Well, we'll see what happens next week. If this theory is correct, we may have to buy a brand-new house after all. Oh dear !!!!!!

21:00 Before we go to bed we decide to see the first half-hour or so of a biopic about the life of Tove Jansson, the Swedish-speaking Finnish author of the so-called "Moomin" books and cartoon strips, the Moomin being Tove's creation of a blob-like and shy, imaginary animal. 


Tove was a shy, introverted personality but totally unconventional and with a great sense of fun, so what's not to like haha! 

Here are some typical Moomin extracts, expressing also some of Tove's own shyness and introversion , but also her sense of fun, which is nice.
Lois loved to pick up and read these books during quiet times when she worked as a librarian at a children's library in Oxford, back in the 1960's, when she was still young and single, a few years before we met.

In 2013 we paid a nostalgic visit to that children's library - and we went inside and talked to the current librarians there, which was nice.

flashback to 2013: Lois in front of the Bury Knowle Children's Library
in Oxford, where she used to work when she was young and single

We only see the first 30 minutes or so of this biopic about Tove Jansson, but I have to say we're surprised by the number of sex scenes - my god!
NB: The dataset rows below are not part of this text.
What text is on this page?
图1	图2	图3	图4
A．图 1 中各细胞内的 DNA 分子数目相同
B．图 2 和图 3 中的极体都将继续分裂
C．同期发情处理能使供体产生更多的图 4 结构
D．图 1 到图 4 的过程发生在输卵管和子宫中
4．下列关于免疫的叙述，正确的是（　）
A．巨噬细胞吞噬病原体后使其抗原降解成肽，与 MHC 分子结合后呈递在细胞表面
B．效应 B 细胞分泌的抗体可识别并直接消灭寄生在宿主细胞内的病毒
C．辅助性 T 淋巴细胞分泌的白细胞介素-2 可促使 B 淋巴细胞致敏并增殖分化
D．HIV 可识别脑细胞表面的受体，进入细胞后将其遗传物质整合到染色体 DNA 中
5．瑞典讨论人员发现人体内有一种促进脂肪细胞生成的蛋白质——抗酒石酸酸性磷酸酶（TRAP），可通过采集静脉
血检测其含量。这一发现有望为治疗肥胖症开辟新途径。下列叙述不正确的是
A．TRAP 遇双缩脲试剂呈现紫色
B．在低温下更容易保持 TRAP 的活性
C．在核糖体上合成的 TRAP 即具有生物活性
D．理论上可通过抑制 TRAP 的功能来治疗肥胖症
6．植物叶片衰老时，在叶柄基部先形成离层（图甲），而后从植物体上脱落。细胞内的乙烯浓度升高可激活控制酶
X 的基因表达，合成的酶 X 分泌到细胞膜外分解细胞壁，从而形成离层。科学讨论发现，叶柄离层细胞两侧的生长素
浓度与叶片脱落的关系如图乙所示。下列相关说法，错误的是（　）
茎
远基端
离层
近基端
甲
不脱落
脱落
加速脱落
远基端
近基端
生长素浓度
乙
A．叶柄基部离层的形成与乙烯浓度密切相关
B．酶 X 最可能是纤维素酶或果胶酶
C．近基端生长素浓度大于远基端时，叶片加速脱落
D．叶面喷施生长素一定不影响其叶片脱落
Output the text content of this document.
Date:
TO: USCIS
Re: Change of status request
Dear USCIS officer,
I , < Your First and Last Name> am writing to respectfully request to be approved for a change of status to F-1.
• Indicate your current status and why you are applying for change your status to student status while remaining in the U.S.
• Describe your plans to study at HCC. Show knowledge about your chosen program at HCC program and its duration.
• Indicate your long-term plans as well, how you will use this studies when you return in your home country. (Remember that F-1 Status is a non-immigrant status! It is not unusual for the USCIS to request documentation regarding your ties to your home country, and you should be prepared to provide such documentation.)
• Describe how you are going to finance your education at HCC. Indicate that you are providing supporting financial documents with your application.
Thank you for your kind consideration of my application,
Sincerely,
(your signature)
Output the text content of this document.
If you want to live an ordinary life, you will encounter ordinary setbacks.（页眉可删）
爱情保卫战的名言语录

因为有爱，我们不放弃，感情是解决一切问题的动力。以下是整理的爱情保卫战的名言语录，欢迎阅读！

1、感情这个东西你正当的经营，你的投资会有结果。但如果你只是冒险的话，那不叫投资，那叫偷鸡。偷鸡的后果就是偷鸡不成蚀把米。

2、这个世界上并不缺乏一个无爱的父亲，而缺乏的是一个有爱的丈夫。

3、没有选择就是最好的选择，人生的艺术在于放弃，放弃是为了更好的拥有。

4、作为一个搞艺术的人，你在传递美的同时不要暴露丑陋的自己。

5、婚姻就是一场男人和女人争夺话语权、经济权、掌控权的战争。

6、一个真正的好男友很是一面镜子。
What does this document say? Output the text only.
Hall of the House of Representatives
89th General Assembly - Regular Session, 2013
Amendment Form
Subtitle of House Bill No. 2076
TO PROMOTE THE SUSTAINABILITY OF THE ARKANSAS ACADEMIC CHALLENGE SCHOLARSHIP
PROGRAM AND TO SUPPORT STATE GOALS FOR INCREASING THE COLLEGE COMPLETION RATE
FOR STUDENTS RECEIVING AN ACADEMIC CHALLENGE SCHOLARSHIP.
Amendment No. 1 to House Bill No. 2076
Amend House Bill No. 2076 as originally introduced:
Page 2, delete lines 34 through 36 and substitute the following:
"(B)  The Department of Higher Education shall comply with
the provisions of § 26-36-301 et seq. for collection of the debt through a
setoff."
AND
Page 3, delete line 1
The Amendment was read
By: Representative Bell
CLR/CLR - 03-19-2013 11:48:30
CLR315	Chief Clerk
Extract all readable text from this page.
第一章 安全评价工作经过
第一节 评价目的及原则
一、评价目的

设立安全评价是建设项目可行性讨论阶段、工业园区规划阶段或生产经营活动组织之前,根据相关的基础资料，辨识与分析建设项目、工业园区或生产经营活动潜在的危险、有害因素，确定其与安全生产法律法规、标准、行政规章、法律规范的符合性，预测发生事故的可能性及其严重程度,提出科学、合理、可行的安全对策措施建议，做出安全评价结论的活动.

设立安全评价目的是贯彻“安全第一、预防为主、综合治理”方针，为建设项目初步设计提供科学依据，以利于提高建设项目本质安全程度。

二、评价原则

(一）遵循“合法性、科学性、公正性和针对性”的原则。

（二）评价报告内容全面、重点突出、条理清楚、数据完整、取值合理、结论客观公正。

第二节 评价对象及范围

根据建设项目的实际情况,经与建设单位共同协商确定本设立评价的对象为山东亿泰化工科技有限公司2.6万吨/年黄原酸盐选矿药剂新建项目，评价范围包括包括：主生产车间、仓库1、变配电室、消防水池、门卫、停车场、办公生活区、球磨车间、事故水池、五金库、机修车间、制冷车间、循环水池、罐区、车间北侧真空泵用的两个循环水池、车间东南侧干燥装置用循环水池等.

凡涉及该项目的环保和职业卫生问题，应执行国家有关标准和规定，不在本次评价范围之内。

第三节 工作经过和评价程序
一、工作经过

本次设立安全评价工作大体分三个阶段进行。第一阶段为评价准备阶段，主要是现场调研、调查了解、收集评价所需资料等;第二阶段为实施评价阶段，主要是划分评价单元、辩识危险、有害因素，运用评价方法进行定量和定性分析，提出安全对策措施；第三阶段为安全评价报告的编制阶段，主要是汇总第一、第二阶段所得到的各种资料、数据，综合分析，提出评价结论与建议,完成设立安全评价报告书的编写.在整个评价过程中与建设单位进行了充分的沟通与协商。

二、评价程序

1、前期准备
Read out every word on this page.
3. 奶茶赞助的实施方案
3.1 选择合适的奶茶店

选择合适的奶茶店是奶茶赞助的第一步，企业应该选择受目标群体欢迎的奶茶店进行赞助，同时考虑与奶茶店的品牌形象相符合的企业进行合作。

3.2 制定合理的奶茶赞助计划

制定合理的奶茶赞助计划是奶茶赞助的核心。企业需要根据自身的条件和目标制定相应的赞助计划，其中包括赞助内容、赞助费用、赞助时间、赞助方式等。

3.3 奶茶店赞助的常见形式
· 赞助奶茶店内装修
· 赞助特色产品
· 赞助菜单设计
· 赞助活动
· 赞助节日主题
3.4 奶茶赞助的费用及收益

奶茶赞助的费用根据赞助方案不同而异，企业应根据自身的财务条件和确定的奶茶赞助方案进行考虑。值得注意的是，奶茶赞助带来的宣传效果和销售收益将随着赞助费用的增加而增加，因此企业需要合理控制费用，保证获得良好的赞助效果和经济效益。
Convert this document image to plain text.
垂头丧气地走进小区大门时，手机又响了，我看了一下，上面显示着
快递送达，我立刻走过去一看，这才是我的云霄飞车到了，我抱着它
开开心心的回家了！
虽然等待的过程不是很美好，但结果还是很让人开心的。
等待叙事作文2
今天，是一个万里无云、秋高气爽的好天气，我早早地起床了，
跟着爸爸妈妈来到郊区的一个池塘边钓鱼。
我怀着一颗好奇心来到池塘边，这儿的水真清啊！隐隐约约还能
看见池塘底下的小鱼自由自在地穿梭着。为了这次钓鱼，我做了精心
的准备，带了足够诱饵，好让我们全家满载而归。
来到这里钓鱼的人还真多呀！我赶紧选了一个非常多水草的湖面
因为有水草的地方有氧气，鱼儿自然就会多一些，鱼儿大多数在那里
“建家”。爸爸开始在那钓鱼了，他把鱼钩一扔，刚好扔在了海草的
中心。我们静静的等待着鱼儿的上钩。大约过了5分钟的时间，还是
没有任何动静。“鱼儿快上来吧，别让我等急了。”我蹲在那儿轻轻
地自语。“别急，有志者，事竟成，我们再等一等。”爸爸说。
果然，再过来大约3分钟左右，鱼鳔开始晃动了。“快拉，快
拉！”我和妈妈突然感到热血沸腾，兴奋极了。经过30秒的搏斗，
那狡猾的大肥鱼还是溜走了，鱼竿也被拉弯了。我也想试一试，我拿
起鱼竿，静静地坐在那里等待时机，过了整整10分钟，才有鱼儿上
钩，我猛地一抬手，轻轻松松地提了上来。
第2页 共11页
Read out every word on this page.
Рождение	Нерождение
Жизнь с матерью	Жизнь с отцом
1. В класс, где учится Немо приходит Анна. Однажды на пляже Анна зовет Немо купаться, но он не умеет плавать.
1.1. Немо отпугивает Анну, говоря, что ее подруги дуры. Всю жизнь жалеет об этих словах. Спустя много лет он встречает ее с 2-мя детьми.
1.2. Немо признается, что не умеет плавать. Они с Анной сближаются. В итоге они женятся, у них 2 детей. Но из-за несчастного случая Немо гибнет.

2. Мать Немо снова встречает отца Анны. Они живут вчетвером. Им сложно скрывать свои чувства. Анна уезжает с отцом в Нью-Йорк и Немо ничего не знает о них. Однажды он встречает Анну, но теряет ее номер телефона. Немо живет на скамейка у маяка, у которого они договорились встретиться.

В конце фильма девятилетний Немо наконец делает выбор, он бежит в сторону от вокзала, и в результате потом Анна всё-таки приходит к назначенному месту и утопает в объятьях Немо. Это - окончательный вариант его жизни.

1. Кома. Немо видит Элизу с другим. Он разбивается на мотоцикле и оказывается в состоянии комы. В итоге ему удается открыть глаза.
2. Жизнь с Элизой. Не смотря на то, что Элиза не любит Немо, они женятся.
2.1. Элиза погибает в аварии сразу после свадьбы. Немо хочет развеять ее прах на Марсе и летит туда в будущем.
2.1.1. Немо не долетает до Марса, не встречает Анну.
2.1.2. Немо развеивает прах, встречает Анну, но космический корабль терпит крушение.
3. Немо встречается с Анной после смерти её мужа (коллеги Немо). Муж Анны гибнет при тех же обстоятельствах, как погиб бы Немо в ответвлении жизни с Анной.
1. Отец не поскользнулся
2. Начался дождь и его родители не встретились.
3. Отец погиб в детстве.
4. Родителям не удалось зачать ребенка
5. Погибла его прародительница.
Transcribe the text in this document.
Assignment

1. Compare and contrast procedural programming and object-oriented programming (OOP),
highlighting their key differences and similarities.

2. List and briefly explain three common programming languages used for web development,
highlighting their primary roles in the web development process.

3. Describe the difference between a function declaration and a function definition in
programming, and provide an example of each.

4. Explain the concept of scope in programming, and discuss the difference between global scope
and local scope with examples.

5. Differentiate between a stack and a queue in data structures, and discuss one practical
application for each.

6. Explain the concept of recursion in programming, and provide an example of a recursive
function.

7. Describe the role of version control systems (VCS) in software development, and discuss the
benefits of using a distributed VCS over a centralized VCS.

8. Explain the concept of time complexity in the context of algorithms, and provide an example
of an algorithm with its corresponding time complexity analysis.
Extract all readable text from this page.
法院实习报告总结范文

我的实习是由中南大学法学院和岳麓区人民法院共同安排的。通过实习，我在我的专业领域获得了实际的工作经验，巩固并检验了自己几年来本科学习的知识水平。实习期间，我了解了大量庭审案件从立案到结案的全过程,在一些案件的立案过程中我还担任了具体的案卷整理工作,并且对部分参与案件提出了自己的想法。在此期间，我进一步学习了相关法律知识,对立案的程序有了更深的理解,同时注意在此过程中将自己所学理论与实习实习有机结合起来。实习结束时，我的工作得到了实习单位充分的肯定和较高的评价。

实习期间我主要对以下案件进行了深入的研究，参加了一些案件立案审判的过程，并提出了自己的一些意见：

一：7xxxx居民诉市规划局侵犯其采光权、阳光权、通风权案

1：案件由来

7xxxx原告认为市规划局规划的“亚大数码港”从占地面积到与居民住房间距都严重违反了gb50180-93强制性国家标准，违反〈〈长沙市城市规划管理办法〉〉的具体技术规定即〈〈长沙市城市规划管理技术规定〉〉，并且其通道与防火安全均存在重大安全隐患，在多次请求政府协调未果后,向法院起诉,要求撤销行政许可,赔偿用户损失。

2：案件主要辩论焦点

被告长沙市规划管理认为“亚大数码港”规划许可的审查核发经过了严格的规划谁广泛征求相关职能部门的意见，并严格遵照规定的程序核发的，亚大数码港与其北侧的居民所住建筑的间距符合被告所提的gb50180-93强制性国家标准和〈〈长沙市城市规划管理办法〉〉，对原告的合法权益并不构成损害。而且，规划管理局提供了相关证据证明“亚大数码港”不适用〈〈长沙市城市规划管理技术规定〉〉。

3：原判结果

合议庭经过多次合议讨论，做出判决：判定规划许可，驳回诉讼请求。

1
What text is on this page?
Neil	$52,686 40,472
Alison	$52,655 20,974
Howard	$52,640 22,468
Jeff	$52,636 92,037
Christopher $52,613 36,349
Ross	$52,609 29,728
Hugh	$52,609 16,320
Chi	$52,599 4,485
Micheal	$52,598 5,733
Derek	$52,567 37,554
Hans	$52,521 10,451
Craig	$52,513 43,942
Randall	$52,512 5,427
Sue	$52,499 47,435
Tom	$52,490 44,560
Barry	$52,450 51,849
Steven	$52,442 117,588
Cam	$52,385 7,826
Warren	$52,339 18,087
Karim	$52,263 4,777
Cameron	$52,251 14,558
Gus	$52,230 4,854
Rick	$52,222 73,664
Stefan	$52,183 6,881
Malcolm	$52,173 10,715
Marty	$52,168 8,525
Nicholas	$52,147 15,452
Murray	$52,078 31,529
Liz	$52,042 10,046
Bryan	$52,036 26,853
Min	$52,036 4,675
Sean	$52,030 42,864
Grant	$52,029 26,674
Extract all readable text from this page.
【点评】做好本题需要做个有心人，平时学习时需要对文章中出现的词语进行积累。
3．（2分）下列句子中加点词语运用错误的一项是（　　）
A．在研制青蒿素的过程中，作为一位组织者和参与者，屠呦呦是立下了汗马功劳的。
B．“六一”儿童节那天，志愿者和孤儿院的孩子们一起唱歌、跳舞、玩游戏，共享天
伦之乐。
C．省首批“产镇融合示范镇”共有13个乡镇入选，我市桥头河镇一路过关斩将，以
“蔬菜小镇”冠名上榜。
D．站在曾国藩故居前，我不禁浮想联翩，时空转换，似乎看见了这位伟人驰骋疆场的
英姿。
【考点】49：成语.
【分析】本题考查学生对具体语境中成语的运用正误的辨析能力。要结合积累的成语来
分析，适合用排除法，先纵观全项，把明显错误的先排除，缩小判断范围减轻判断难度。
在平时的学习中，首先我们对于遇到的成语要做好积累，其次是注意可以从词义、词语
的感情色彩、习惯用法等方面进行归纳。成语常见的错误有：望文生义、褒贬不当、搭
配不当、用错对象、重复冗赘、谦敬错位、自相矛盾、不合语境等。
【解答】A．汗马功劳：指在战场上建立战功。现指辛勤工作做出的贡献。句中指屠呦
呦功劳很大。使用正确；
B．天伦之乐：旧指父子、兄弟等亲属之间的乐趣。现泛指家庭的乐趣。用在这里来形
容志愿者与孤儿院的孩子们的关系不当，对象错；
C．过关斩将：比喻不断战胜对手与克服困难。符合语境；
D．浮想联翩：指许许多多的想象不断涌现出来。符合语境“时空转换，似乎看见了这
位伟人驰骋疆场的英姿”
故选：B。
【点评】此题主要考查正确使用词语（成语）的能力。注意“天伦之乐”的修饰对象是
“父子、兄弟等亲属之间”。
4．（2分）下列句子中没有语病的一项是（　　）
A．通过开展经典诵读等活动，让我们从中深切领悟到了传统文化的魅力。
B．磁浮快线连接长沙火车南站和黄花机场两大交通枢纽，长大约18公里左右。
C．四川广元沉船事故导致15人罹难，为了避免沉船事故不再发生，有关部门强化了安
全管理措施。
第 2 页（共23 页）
Perhaps it'll all calm down later on in the film, but we'll have to leave that for another night.

Tove's first love was being an artist rather than an author of stories, but she also had a political streak, drawing cartoons that made fun of both Hitler and Stalin, so her heart was in the right place. Finland in the 1930's was caught between these two major totalitarian powers, and of course the Finns are still threatened by Putin today, so not much change there.

She depicted Hitler as a crying baby in nappies, being fed slices of cake by British Prime Minister Chamberlain and other European appeasers, in an effort to calm him down - the slices of cake being Austria, Czechoslovakia, Poland etc.

Hitler depicted as a baby on the cover of the Finnish
satirical magazine Garm

Tove's father was a sculptor, who was constantly putting Tove down, and who was all his life dismissive of his daughter's work. 



It was Tove's well-to-do lovers that saw her genius, and encouraged her to develop her skills as a story-teller and cartoonist: firstly a married man, the progressive Swedish MP, Atos Wirtanen, and then the married female theatrical director, Vivica Bandler.

Tonight we see Tove getting to know Atos better as they undress together: in a sauna. Well, where else, if you're in Finland haha!




Later we see her telling one of her weird stories to her married female lover, Vivica, as they lie in bed in the morning, in Vivica's palatial mansion:






But the clock's ticking towards 10 o'clock now, and it's time for Lois and me to be in bed. As we switch off the TV, Vivica has just told Tove she's going to spend some time in Paris - she can't bear to be away from Paris for too long, apparently. But she invites Tove to join her there, so that'll be nice! But we'll see the rest of the film another time.

What a crazy world we live in !!!!!! [Oh just go to bed! - Ed]

22:00 We go to bed - zzzzzzzzzz!!!!!!!!!